On the news the Rand immediately plunged from R14,90/$ to R15,20/$ and there is a risk that South Africa will have a further downgrade by the rating agencies.

The question that I am asking in this blog is should companies be allocating money to innovation when it seems that it might be better using the money elsewhere?

The financial crisis in 2008

In 2008 the world experienced the worst financial disaster since the great depression. As the world was going through turmoil, companies where asking themselves if they should continue to invest money into innovation.

The Department of UK Trade and Investment investigated this and produced a report titled “Innovation in a recession

Here is an extract from this report (I have highlighted the areas I believe are of most importance):

Most companies understand that innovation is crucial to their long-term viability, alongside good management practices across technology, people, planning and operations. Without this investment in culture, research and development (R&D) and related activities, there are no new products and services and this becomes a huge disadvantage as companies look ahead to the end of the current downturn.

Yet despite recognising the need to keep up the momentum on their R&D efforts, many companies find it difficult to put this into practice. Senior executives may champion the need for innovation, but risk aversion and fear of failure further down the organisation can thwart their best intentions. For many companies, cost-cutting and efficiency are the new corporate mantras, and this sits uneasily with a culture of bold experimentation.

This natural response to withdraw commitment to innovation goes against the grain of both academic thinking and history. As has been shown time and again, a downturn is a good time to innovate, and spending on R&D must be maintained in preparation for better times. “Cost-cutting is undoubtedly important at a time like this, but many companies also respond by cutting innovation, and this is absolutely the wrong thing to do,” says Vijay Govindarajan, Earl C. Daum 1924 Professor of International Business and founding director of the Center for Global Leadership at Tuck Business School, in the US. “A period of expansion always follows recessions and usually lasts for at least three times as long. Innovation must continue throughout a recession to prepare for this period of expansion and secure the long-term viability of the firms.

The report states some interesting facts for companies during the 2008 recession:

  1. Despite the need for widespread cost-cutting to ensure survival, innovation budgets were usually the last in line for reduction and innovation budgets actually grew 6.9% in 2008

  2. A downturn can spur companies to greater heights and there is a long list of innovative products and business that have been launched during a recession.

  3. Recession is a great time for a company to clear dead wood from a company’s innovation portfolio.

  4. Adjacent innovation becomes important which means taking an existing product to a new customer segment or serving existing customers with a new product. This is a much less risky form of innovation.

  5. During a recession companies need to focus more on the customer than ever before and innovate to meet the needs of their customers.

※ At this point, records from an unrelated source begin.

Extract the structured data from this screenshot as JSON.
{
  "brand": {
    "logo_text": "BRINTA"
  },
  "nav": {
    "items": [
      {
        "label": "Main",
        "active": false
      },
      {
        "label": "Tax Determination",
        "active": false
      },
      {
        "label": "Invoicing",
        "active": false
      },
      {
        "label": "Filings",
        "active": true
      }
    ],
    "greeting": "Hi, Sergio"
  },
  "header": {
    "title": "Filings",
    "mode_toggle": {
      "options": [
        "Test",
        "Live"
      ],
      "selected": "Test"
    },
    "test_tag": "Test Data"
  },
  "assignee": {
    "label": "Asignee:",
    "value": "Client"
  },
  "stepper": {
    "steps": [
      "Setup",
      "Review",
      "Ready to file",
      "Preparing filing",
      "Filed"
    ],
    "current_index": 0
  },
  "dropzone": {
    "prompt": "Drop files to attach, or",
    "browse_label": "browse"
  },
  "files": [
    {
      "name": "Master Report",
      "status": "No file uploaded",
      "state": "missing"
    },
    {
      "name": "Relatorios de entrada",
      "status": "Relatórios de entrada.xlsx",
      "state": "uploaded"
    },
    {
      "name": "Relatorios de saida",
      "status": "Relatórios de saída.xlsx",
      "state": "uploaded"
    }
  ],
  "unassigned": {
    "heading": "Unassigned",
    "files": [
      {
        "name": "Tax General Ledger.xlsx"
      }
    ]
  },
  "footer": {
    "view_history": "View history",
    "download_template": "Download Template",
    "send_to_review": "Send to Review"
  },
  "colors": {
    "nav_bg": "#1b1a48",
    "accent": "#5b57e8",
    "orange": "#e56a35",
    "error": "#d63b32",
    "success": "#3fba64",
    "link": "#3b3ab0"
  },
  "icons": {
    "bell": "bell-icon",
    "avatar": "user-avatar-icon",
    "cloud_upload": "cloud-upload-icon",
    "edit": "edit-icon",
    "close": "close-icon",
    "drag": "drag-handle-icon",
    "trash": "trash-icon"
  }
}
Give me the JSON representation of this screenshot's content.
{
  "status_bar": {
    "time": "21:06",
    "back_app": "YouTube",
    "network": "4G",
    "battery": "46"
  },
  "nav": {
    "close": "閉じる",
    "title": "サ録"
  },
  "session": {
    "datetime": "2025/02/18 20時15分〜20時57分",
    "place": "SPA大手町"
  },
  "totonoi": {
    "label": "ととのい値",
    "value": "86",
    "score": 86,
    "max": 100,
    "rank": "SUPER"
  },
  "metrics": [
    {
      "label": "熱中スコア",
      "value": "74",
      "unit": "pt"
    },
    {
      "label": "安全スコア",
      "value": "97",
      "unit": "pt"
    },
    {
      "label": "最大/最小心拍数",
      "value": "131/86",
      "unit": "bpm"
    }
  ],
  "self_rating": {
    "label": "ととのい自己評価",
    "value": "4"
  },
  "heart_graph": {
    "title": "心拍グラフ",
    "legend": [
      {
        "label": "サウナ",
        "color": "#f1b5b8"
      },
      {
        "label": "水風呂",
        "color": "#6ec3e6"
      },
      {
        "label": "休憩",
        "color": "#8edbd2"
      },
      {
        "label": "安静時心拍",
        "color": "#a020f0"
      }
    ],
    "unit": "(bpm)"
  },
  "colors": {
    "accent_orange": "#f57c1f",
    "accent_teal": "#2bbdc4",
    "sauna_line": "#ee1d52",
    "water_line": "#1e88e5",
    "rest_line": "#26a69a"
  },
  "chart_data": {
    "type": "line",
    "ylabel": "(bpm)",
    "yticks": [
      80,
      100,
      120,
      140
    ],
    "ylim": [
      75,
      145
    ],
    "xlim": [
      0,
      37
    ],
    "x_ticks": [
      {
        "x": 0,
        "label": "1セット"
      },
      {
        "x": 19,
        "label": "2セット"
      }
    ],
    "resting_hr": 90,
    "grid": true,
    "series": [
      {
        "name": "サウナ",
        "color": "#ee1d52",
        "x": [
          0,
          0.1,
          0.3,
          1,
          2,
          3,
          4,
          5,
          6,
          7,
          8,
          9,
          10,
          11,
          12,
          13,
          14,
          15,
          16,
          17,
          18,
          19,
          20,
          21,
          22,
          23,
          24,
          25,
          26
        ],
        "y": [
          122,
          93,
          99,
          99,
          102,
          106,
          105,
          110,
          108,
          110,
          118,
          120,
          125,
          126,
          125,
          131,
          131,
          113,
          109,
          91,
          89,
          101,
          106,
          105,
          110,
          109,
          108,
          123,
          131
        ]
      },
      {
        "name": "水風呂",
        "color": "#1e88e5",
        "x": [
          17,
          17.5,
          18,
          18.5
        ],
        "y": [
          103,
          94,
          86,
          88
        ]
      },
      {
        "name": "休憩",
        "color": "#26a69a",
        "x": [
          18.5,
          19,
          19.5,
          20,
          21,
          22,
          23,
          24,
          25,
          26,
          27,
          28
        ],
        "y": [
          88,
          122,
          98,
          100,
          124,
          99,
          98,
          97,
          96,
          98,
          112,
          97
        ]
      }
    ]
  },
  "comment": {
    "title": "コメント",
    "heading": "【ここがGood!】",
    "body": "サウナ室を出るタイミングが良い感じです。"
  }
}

Another article from the 2008 recession is titled “6 ways innovation can recession proof your business” by Steven Shapiro. In it, he suggests the companies use innovation to:

  1. Reduce R&D costs: Extend innovation from an innovation team to include employees, partners and even customers.

  2. Reduce operating costs: Use innovation to reduce costs while at the same time improving responsiveness to their customers.

  3. Match supply and demand: Finding creative, and hopefully temporary, solutions to match the ups and downs of the economy.

  4. Improve your customer’s business: During a recession your customers will probably reduce spending which will hurt your business. Search for innovative ways that you can assist your customers to solve their pains. If a company can assist their customers to be successful during a recession, then this will solidify the relationship and prepare to reap the benefits when the economy recovers.

  5. Improve your supplier’s business: When the market gets tight your suppliers might struggle more than you but if you help them to be successful then you might find that you are more successful.

  6. Leapfrog the competition: While others are tightening their belts, truly successful companies use the recession as a chance to leapfrog their competition.

Bottom line

We might feel that innovation is a luxury that we can’t afford during a recession but in fact the opposite is true. We need to hold the line and invest in introducing new products and services, reducing operating costs and focusing on the needs of customers and suppliers.

Perhaps you can use the recession that South Africa finds itself in to innovate and leapfrog the competition?

In case you need more persuasion to push forward with your innovation projects, below are a few other articles to read.

As always, your thoughts on this are gratefully received.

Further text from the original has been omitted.